Chicago public health officials have signed off on a Southeast Side company’s updated plan to cut emissions of brain-damaging manganese dust that regulators say pose a health risk to nearby residents.
At its storage terminal along the Calumet River, S.H. Bell Co. has agreed to “a number of aggressive proactive mitigation measures,” according to a letter from Chicago’s Department of Public Health. Under the plan, approved late last month, the company agrees to no longer store manganese-containing materials outdoors, suspend operations involving manganese in high-wind conditions and increase the number of dust-monitoring inspections.
“We expect all companies to comply with our strict environmental standards and are prepared to take all appropriate steps necessary to protect our residents and communities,” said Julie Morita, the city’s public health commissioner, in a statement.
After reviewing an earlier version of the plan, the city notified S.H. Bell in August that it needed to submit a “more robust, quantifiable and protective” strategy to control pollutants, including manganese, a metal that is essential to steelmaking but that can cause neurological defects similar to Parkinson’s disease at high exposures, according to the Environmental Protection Agency. The notice came one week after the EPA cited the Pittsburgh-based company’s Chicago facility with violations of the Clean Air Act for exceeding federal health standards related to manganese.
The agency found average manganese concentrations that exceeded a federal threshold of 0.3 micrograms per cubic meter of air over a four-month period, which the EPA said created a health risk to residents living nearby.
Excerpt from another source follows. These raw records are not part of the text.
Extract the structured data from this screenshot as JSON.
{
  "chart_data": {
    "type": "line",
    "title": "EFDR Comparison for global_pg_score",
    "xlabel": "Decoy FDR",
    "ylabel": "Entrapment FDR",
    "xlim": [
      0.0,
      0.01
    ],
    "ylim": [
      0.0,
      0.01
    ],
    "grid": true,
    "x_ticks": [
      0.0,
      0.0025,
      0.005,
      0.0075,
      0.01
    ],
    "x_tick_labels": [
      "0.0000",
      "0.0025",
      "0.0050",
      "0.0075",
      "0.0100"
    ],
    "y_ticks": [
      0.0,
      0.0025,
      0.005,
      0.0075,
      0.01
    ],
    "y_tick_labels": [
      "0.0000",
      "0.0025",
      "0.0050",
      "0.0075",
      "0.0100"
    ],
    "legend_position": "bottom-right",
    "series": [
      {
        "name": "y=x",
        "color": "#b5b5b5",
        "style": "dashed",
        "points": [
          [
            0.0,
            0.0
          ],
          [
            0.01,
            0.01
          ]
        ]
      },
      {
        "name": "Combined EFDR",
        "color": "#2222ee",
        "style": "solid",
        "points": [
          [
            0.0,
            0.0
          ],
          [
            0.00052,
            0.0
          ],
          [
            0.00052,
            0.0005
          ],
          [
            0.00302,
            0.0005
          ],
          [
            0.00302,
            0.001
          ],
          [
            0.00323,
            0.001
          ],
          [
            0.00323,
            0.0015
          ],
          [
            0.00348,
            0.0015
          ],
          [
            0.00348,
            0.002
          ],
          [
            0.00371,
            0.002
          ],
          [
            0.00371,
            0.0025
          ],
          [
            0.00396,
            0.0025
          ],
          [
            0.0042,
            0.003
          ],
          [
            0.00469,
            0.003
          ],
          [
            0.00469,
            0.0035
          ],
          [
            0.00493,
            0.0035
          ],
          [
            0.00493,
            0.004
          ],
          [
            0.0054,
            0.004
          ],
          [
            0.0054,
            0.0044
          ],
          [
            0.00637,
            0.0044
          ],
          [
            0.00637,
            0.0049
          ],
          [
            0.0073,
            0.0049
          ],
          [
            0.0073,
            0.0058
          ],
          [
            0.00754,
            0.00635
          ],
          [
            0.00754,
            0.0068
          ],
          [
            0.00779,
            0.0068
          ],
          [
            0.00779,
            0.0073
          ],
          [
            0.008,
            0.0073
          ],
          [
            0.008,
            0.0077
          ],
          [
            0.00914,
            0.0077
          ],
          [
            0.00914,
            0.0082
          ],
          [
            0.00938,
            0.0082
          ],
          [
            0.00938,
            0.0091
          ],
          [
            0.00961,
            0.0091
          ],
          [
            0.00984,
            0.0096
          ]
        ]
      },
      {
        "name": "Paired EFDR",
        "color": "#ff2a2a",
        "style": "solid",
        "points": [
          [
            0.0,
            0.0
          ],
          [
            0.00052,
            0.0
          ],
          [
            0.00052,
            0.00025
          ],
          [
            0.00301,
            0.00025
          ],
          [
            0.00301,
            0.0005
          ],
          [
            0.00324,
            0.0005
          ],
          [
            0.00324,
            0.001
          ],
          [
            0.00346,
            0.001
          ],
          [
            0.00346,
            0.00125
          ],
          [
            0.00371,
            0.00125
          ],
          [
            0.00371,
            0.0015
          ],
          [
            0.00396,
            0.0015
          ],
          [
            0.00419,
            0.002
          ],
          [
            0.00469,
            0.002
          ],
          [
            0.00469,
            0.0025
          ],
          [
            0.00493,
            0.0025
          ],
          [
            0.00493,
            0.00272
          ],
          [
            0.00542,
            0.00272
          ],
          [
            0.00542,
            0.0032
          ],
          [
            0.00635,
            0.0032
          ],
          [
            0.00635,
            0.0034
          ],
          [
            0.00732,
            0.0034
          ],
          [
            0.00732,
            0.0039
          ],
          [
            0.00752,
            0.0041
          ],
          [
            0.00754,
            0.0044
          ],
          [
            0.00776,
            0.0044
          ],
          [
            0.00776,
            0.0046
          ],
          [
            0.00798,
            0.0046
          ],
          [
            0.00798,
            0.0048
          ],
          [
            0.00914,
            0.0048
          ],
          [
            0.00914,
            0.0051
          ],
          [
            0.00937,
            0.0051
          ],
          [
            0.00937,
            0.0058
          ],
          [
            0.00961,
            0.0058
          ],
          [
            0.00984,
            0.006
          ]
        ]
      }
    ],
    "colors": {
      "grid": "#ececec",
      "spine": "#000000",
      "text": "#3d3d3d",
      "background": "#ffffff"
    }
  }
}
The facility is situated across the street from rows of single-family homes in the East Side neighborhood, a community of predominantly low-income and minority residents that spent years fighting for increased protection from lung-damaging petcoke dust stored at nearby sites.
Nearly 20,000 people, including more than 6,000 children, live within 1 mile of the company’s storage site.
The health department’s letter also states that average monthly concentrations of manganese at S.H. Bell have decreased since the city increased inspections at the facility following the EPA’s notice of violation.
“S.H. Bell is committed to ensuring a safe and healthy environment for the community and our employees,” the company said in a statement. “We worked closely with the city to develop our recently approved dust control plan that goes above and beyond local, state and federal regulations. The city of Chicago has among the strongest bulk material handling regulations in the nation, and we believe that all facilities in the region should also be in compliance.”
The decision on S.H. Bell’s plan came days after the city announced that it would require a nearby company to install air monitors to detect levels of manganese and other toxic metals. Watco Transloading, a competitor of S.H. Bell, now has three months to install the monitors at its facility 3 miles down the Calumet River.
Preliminary results from an ongoing University of Illinois at Chicago study of toxic metals on the Southeast Side found that children in the area have higher levels of manganese in their toenails than children in other parts of Chicago.
In addition to the UIC study, the federal Agency for Toxic Substances and Disease Registry is evaluating manganese data from air monitors that S.H. Bell was forced to install earlier this year as a result of previous violations.
Several Southeast Side advocacy groups have called on Chicago to ban the storage or handling of manganese in residential areas, including at S.H. Bell.